Aujourd'hui, la libraire savoure, et affiche un large sourire dans son local de 100 m². Le bouquin de campagne de Mélenchon est au top des ventes côté essais, et en ce moment, les lecteurs s'intéressent aussi beaucoup à l'écologie, la permaculture et l'agriculture bio. Une cliente entre pour une carte-cadeau de mariage et au détour d'une petite discussion, repart avec un livre à offrir aux mariés. En neuf mois, la libraire a doublé son chiffre d'affaires. Son employée est passée à temps plein et une apprentie en contrat de professionnalisation les a rejointes. «On s'est même offert le luxe d'un architecte», lâche la lauréate du prix 2016 de la Fondation Jean-Luc Lagardère. Les Jours heureux ont obtenu un chèque de 30 000 euros pour avoir ouvert la première librairie de Rosny-sous-Bois. «On nous a reconnu le mérite d'avoir tenu le coup au Blanc-Mesnil et de basculer sur un nouveau projet. Le jury a apprécié le fait de ne pas lâcher le département pour aller dans un endroit plus facile.»

Soirée débat et littérature pour enfants

Si le désert des librairies lui ramène des clients des villes voisines, Corisande Jover ne bénéficie pourtant pas d'un boulevard. La concurrence existe. Amazon pour la vente en ligne et les grandes surfaces des centres commerciaux, très nombreux en Seine-Saint-Denis. A Rosny-sous-Bois, les Jours heureux cohabitent ainsi avec la Fnac hébergée dans le centre commercial Rosny 2. Dans ce combat déséquilibré, l'irréductible petite libraire la joue rusée, pour fidéliser. «Contrairement à Paris, on n'a pas de clientèle de passage, de touristes. On est sur du local. Il faut réussir à faire entrer les clients une première fois et s'assurer qu'ils reviennent.» Les livres pour enfant, qui représentent un tiers de son chiffre d'affaires, lui permettent de garder un avantage concurrentiel. Une cible à ne pas négliger dans le département le plus fécond de l'Hexagone (2,5 enfants par femme en 2014). Consciente que le métier de libraire «est le moins rentable, tous secteurs compris», Corisande Jover tente de se diversifier et de créer un écosystème. Accompagner la vie de quartier, en proposant des rencontres des débats et en nouant des partenariats avec les bibliothèques et les écoles. Elle jongle avec tous ces différents acteurs en plus de ceux du monde de l'édition.

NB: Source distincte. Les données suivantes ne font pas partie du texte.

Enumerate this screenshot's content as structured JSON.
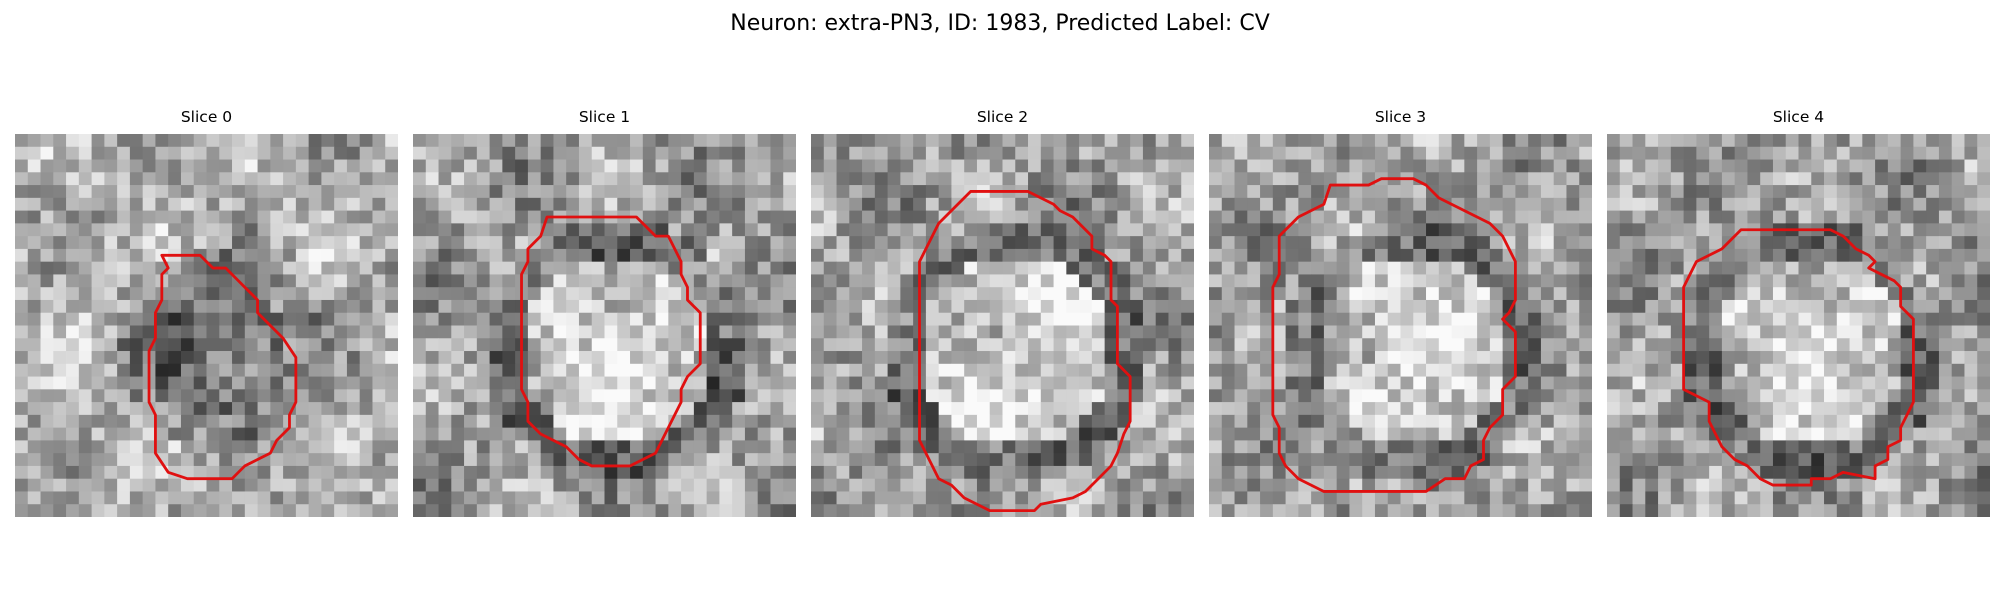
{
  "figure": {
    "title": "Neuron: extra-PN3, ID: 1983, Predicted Label: CV"
  },
  "slices": [
    {
      "label": "Slice 0",
      "contour_color": "#e01010",
      "seed": 11,
      "bright_center": false
    },
    {
      "label": "Slice 1",
      "contour_color": "#e01010",
      "seed": 23,
      "bright_center": true
    },
    {
      "label": "Slice 2",
      "contour_color": "#e01010",
      "seed": 37,
      "bright_center": true
    },
    {
      "label": "Slice 3",
      "contour_color": "#e01010",
      "seed": 41,
      "bright_center": true
    },
    {
      "label": "Slice 4",
      "contour_color": "#e01010",
      "seed": 59,
      "bright_center": true
    }
  ]
}
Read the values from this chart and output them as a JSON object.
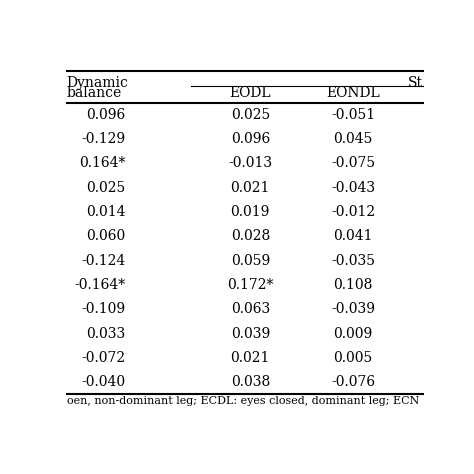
{
  "col_headers_row1_left": "Dynamic",
  "col_headers_row1_right": "St",
  "col_headers_row2": [
    "balance",
    "EODL",
    "EONDL"
  ],
  "rows": [
    [
      "0.096",
      "0.025",
      "-0.051"
    ],
    [
      "-0.129",
      "0.096",
      "0.045"
    ],
    [
      "0.164*",
      "-0.013",
      "-0.075"
    ],
    [
      "0.025",
      "0.021",
      "-0.043"
    ],
    [
      "0.014",
      "0.019",
      "-0.012"
    ],
    [
      "0.060",
      "0.028",
      "0.041"
    ],
    [
      "-0.124",
      "0.059",
      "-0.035"
    ],
    [
      "-0.164*",
      "0.172*",
      "0.108"
    ],
    [
      "-0.109",
      "0.063",
      "-0.039"
    ],
    [
      "0.033",
      "0.039",
      "0.009"
    ],
    [
      "-0.072",
      "0.021",
      "0.005"
    ],
    [
      "-0.040",
      "0.038",
      "-0.076"
    ]
  ],
  "footer": "oen, non-dominant leg; ECDL: eyes closed, dominant leg; ECN",
  "bg_color": "#ffffff",
  "text_color": "#000000",
  "font_size": 10,
  "header_font_size": 10,
  "footer_font_size": 8
}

A l'approche de la présidentielle, la libraire a organisé une soirée débat autour du Front national avec les auteurs de l'Illusion nationale (éd. les Arènes), une immersion dans la gestion municipale de trois villes FN. Corisande Jover vote à gauche. «Y a pas beaucoup de libraires de droite !» s'amuse-t-elleDéplorant l'absence de débat sur la culture, elle appelle de ses vœux une initiative nationale favorisant la lecture durant toute la scolarité. «Dans les écoles primaires, il y a près de 7 millions d'enfants, si on leur offre chaque année un livre estimé à environ 7 euros, vous vous rendez compte de l'impact économique pour les librairies ?» Autre proposition soumise aux candidats, réorienter le CICE vers les entreprises de moins de 10 salariés pour relocaliser les emplois et favoriser le pouvoir d'achat. Parce que quand «le budget est serré, c'est la culture qui trinque».